China to reduce HIV infections through blood transfusions with better testing


BEIJING, Jan 13 – China will ask the nation’s blood stations to employ more accurate testing methods to detect viruses this year, a health official said on Monday, following reports that a girl contracted HIV through a blood transfusion.

It has been confirmed that a five-year-old girl in Fujian Province contracted HIV through a blood transfusion during an operation four years ago.

“It is a heart-wrenching case,” said Mao Qun’an, spokesman for the National Health and Family Planning Commission (NHFPC), adding that China will lower such risks in the future through nationwide adoption of the Nucleic Acid Test (NAT) by the end of 2015.

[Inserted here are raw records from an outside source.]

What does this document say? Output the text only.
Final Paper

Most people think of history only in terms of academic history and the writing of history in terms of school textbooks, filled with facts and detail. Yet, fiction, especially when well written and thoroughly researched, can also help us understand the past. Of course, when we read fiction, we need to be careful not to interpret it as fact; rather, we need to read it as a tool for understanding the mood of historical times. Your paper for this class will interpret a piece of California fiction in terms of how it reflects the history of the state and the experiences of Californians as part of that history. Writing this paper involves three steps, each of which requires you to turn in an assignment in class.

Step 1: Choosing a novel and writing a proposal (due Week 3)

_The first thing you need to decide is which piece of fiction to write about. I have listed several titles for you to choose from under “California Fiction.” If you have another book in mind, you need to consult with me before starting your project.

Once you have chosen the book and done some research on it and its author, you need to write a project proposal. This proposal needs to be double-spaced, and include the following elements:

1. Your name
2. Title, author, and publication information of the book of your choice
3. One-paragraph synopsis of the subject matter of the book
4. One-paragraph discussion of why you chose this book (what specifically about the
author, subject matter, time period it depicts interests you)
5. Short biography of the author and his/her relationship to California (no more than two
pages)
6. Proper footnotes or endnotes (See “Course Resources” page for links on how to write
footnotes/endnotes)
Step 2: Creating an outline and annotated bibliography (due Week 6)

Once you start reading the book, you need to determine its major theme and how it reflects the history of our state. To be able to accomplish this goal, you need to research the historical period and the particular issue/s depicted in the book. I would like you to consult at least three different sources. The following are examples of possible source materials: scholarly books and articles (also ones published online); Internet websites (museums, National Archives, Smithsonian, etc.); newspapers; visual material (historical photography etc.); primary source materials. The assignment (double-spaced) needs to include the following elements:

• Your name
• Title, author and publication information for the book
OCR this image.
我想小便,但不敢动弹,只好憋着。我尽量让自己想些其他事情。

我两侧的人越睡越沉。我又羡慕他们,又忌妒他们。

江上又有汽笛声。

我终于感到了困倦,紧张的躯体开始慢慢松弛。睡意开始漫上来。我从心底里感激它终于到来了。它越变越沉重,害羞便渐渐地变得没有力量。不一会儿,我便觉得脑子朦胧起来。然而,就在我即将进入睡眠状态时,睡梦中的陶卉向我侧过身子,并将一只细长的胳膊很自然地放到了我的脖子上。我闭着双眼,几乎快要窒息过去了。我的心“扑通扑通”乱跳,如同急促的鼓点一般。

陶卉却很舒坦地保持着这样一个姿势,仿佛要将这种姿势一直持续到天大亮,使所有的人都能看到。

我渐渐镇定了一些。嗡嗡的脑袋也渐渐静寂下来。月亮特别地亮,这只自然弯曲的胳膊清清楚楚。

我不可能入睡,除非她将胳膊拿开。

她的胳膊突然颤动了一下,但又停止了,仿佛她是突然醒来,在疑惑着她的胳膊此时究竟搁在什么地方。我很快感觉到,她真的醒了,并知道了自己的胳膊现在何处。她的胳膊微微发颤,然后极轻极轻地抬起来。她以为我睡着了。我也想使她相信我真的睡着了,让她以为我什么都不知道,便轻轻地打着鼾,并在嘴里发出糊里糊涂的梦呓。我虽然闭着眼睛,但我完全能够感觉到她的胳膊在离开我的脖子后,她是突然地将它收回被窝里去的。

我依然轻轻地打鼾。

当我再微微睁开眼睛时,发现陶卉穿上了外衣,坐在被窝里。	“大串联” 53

The NAT, a technique used to detect viruses or bacteria, can shorten the “window period” when viruses or bacteria go largely unnoticed by blood tests.

Using traditional testing methods, it takes about 20 days for HIV antigens to be detected after the virus enters the human body.

HIV-positive blood donors unaware of their status may pass the virus to others if donations happen during that 20-day window period, as the virus cannot be detected by tests.

Mao said the NAT can shorten the window period for HIV to 10 days, reducing risks in blood transfusions.

The NAT can also be used to control risk for other blood-borne diseases, such as hepatitis, Mao added. The method has been used in trial runs in recent years.

The young girl was just eight months old when she underwent heart surgery for congenital heart disease in May 2010 and became infected.

She tested positive for the virus during a physical examination in September 2014.